The earthquake that has devastated Haiti is not good news for anyone. But any financier worth his bonus knows that with crisis comes opportunity, and the devastation in Haiti presented just that to embattled financial institutions eager to prove they are doing "God's work," at precisely the right moment: just as the murmurings about the gargantuan size of this year's bonus pools have begun to reach a crescendo. And so it was that yesterday, a respectable two days after the initial earthquake in Haiti, all of our favorite Too Big to Fail institutions (quietly, demurely, in perfectly good taste) put out press releases detailing their good works in response to the crisis. Was part of reason they were helping out of the goodness of their hearts? Sure, but like anything else involving Wall Street, it's also a contest. So let's treat it like one.
Which financial institution comes off best? Let's review:
God's bank, Goldman Sachs, offered a total of $1 million to be spread out among the Red Cross, CARE, Doctors Without Borders, International Rescue Committee to Save the Children, and the World Food Programme. Cynics might say that's chump change — for instance, it's only 1/15th of the price of CEO Lloyd Blankfein's apartment building, for instance, or 1/70th of his 2007 salary, or 1/20,000th (I think) of the $20.2 billion the firm is expected to pay out in bonuses this year — but the firm is also matching employee donations, which, as you may recall, may be mandatory this year.
Bank of America is also matching employee contributions, and has pledged $1 million of its own money, half of which will go to the Red Cross and half of which will be earmarked for long-term recovery efforts.
Ditto for JPMorgan, although those employee contributions may not be as high as they would have been had the disaster occurred a few months ago: Despite their awesome earnings this morning, the bank has only set aside $549 million for investment-bank compensation, down 80 percent in the last quarter. Sorry, Haiti. McMortgages need to get paid.
Morgan Stanley threw $1 million in the pot since, we guess, they had to? "Our culture and history dictate that we, as a Firm, respond, new CEO James Gorman said in a weirdly mannered press release. "And we hope that today's donation will help provide a measure of comfort in the wake of such a catastrophic event." There's no mention of employee matching, but they do point out that this is in addition to the firm's annual $250,000 contribution to the American Red Cross's Annual Disaster Giving Program.

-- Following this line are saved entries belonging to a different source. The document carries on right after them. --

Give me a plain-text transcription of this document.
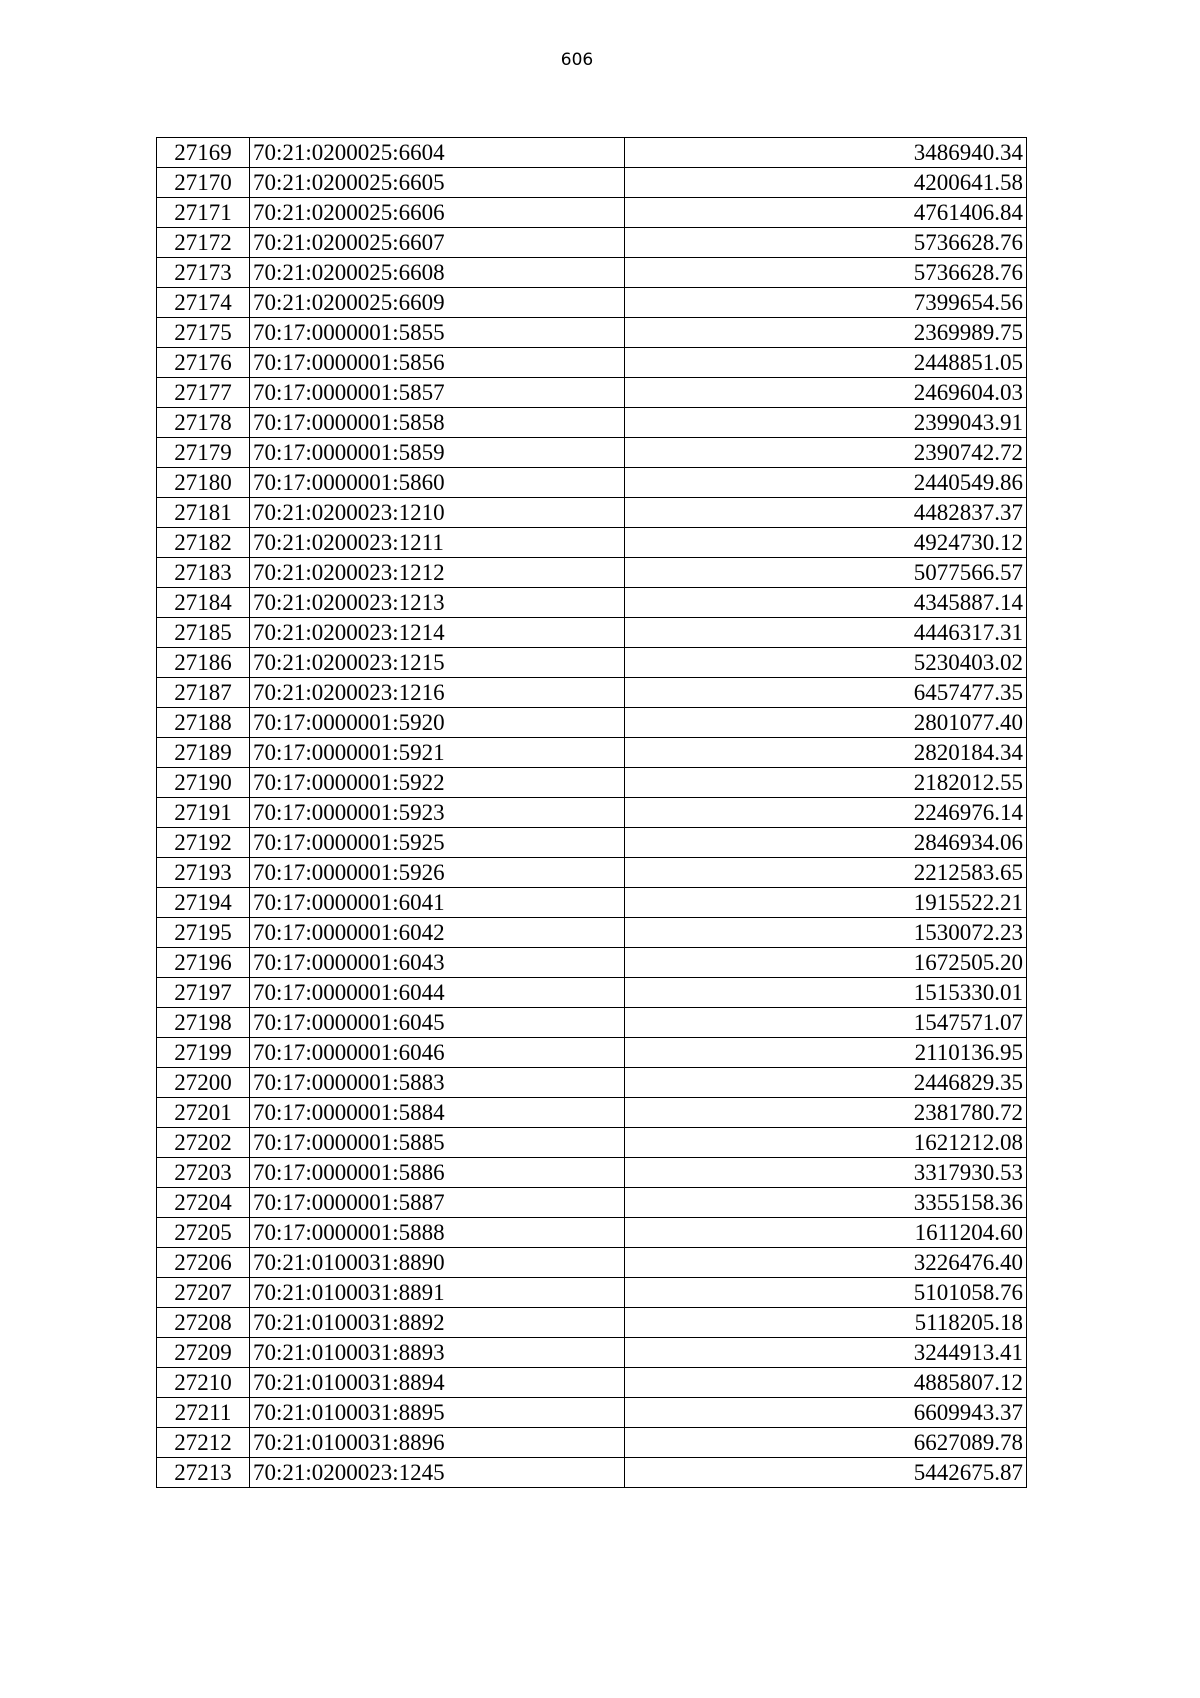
606
27169	70:21:0200025:6604	3486940.34
27170	70:21:0200025:6605	4200641.58
27171	70:21:0200025:6606	4761406.84
27172	70:21:0200025:6607	5736628.76
27173	70:21:0200025:6608	5736628.76
27174	70:21:0200025:6609	7399654.56
27175	70:17:0000001:5855	2369989.75
27176	70:17:0000001:5856	2448851.05
27177	70:17:0000001:5857	2469604.03
27178	70:17:0000001:5858	2399043.91
27179	70:17:0000001:5859	2390742.72
27180	70:17:0000001:5860	2440549.86
27181	70:21:0200023:1210	4482837.37
27182	70:21:0200023:1211	4924730.12
27183	70:21:0200023:1212	5077566.57
27184	70:21:0200023:1213	4345887.14
27185	70:21:0200023:1214	4446317.31
27186	70:21:0200023:1215	5230403.02
27187	70:21:0200023:1216	6457477.35
27188	70:17:0000001:5920	2801077.40
27189	70:17:0000001:5921	2820184.34
27190	70:17:0000001:5922	2182012.55
27191	70:17:0000001:5923	2246976.14
27192	70:17:0000001:5925	2846934.06
27193	70:17:0000001:5926	2212583.65
27194	70:17:0000001:6041	1915522.21
27195	70:17:0000001:6042	1530072.23
27196	70:17:0000001:6043	1672505.20
27197	70:17:0000001:6044	1515330.01
27198	70:17:0000001:6045	1547571.07
27199	70:17:0000001:6046	2110136.95
27200	70:17:0000001:5883	2446829.35
27201	70:17:0000001:5884	2381780.72
27202	70:17:0000001:5885	1621212.08
27203	70:17:0000001:5886	3317930.53
27204	70:17:0000001:5887	3355158.36
27205	70:17:0000001:5888	1611204.60
27206	70:21:0100031:8890	3226476.40
27207	70:21:0100031:8891	5101058.76
27208	70:21:0100031:8892	5118205.18
27209	70:21:0100031:8893	3244913.41
27210	70:21:0100031:8894	4885807.12
27211	70:21:0100031:8895	6609943.37
27212	70:21:0100031:8896	6627089.78
27213	70:21:0200023:1245	5442675.87
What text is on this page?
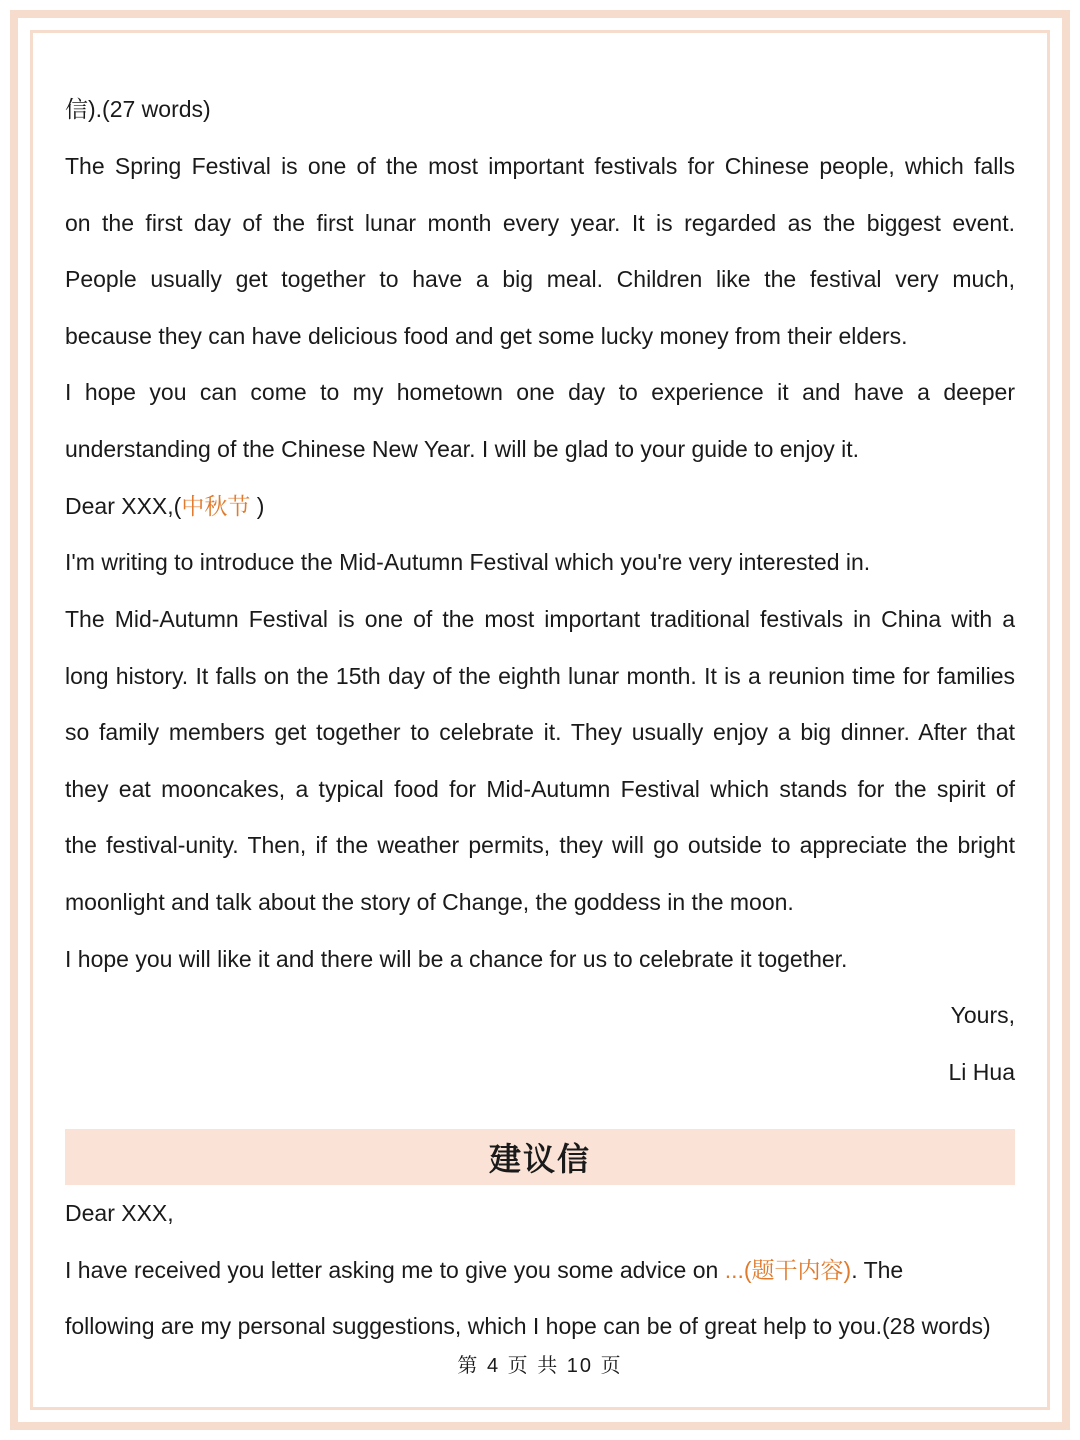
信).(27 words)
The Spring Festival is one of the most important festivals for Chinese people, which falls
on the first day of the first lunar month every year. It is regarded as the biggest event.
People usually get together to have a big meal. Children like the festival very much,
because they can have delicious food and get some lucky money from their elders.
I hope you can come to my hometown one day to experience it and have a deeper
understanding of the Chinese New Year. I will be glad to your guide to enjoy it.
Dear XXX,(中秋节 )
I'm writing to introduce the Mid-Autumn Festival which you're very interested in.
The Mid-Autumn Festival is one of the most important traditional festivals in China with a
long history. It falls on the 15th day of the eighth lunar month. It is a reunion time for families
so family members get together to celebrate it. They usually enjoy a big dinner. After that
they eat mooncakes, a typical food for Mid-Autumn Festival which stands for the spirit of
the festival-unity. Then, if the weather permits, they will go outside to appreciate the bright
moonlight and talk about the story of Change, the goddess in the moon.
I hope you will like it and there will be a chance for us to celebrate it together.
Yours,
Li Hua
建议信
Dear XXX,
I have received you letter asking me to give you some advice on ...(题干内容). The
following are my personal suggestions, which I hope can be of great help to you.(28 words)
第 4 页 共 10 页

Wells Fargo, on the other hand, gave a mere $100,000, which is especially awkward considering the same press release notes that WF "is a diversified financial services company with $1.2 trillion in assets."
American Express has donated $250,000 to be spread out among the Red Cross, Doctors Without Borders, International Rescue Committee and the United Nations' Friends of the World Food program, will match employee donations for relief efforts, and, in response to barrels of criticism, has agreed to waive its fees on transactions to charitable organizations (Until February 2010 that is. We mean, they're nice but they're not that nice)
Oddly, it's ward of the state Citigroup, which has offices in Haiti, that appears to have one-upped everyone, at least so far. Tuesday, they chartered private aircraft and security teams to pull employees from the wreckage of the bank’s three-story office in Port-au-Prince, organized a shipment of prepackaged relief supplies through their partnership with the Pan American Development Foundation, and have pledged $2 million to relief efforts. "The people of Haiti are enduring an unthinkable loss," CEO Vikram Pandit said in a statement yesterday. "We continue to look for other opportunities to assist the people of Haiti." Maybe Sandy Weill could send his private jet?